Frequently asked questions

What is a long call on PSCM?
A long call on PSCM is the long call strategy applied to PSCM (etf). The strategy is structurally bullish: A long call buys upside exposure with a fixed maximum loss equal to the premium paid; profit accrues if the underlying closes above the strike plus premium at expiration. With PSCM etf trading near $102.27, the strikes shown on this page are snapped to the nearest listed PSCM chain strike and the premiums come straight from the end-of-day bid/ask midpoint.
How are PSCM long call max profit and max loss calculated?
Max profit is unbounded; max loss equals the premium paid times 100. Breakeven is strike plus premium. For the PSCM long call priced from the end-of-day chain at a 30-day expiry (ATM IV 30.00%), the computed maximum profit is unbounded per contract and the computed maximum loss is -$520.00 per contract. Live intraday quotes will differ as the chain moves through the trading session.
What is the breakeven for a PSCM long call?
The breakeven for the PSCM long call priced on this page is roughly $105.20 at expiration, derived from end-of-day chain premiums. Breakeven is the underlying price at which the strategy's P&L crosses zero ignoring transaction costs and assignment risk. The current PSCM market-implied 1-standard-deviation expected move is approximately 8.60%; if the move sits well outside the breakeven distance, the structure's risk-reward becomes correspondingly tighter.
When should you consider a long call on PSCM?

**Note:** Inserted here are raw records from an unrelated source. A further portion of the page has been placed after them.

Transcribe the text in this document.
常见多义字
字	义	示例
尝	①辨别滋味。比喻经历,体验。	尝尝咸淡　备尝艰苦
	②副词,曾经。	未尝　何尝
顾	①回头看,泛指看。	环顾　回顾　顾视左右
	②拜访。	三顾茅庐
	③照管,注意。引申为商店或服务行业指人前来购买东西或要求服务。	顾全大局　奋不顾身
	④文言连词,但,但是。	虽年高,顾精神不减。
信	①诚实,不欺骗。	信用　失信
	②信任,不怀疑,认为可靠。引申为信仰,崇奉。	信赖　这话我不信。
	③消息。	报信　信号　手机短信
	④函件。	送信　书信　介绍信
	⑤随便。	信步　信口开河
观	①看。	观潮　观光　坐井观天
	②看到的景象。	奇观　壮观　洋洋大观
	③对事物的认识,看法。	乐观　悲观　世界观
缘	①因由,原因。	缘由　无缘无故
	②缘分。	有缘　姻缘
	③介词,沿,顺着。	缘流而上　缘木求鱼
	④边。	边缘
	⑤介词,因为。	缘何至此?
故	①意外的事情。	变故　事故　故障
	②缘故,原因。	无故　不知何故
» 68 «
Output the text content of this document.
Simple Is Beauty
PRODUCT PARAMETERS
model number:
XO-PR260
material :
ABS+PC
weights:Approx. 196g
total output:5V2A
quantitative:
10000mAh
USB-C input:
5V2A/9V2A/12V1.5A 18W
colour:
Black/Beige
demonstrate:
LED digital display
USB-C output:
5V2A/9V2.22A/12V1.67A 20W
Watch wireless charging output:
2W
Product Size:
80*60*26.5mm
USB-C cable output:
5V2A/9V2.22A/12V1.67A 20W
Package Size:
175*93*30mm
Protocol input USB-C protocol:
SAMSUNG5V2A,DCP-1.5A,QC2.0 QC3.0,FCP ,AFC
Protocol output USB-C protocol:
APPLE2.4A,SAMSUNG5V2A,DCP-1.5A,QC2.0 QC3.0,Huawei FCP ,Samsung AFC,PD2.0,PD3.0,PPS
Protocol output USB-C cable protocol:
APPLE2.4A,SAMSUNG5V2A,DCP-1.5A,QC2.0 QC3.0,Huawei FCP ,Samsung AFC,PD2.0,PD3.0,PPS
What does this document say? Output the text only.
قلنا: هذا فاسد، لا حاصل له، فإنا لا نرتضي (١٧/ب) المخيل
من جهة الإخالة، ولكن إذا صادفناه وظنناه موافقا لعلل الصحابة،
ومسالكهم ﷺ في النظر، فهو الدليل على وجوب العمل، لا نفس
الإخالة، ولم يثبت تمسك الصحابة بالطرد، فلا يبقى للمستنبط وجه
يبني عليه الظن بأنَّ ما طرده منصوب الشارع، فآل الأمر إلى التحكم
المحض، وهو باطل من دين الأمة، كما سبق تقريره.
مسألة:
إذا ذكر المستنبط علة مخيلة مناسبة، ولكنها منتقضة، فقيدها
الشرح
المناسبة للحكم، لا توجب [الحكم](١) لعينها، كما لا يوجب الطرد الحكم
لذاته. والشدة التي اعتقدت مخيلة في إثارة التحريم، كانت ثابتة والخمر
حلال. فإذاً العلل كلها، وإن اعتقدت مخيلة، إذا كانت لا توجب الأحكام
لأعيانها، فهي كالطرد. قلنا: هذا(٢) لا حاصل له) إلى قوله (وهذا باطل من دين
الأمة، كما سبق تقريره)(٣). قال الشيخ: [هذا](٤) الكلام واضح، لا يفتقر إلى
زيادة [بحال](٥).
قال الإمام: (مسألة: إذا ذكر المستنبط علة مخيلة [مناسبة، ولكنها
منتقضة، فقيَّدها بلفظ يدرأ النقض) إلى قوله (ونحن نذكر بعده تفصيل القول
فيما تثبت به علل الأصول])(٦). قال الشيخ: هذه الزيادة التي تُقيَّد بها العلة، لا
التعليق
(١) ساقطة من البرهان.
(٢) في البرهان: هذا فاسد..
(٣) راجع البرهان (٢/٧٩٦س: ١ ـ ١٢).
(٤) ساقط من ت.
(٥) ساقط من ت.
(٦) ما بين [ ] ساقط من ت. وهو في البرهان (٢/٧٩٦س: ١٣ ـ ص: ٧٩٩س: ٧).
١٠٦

Long calls on PSCM express a bullish thesis with defined risk; traders use them ahead of PSCM catalysts (earnings, product launches, macro events) when the expected upside justifies the premium and theta decay.
How does current PSCM implied volatility affect this long call?
PSCM ATM IV is at 30.00% with IV rank near 4.02%, which is on the low end of its 1-year range. Premium-buying structures (long call, long put, debit spreads) are relatively cheap in this regime; premium-selling structures collect less credit per unit risk.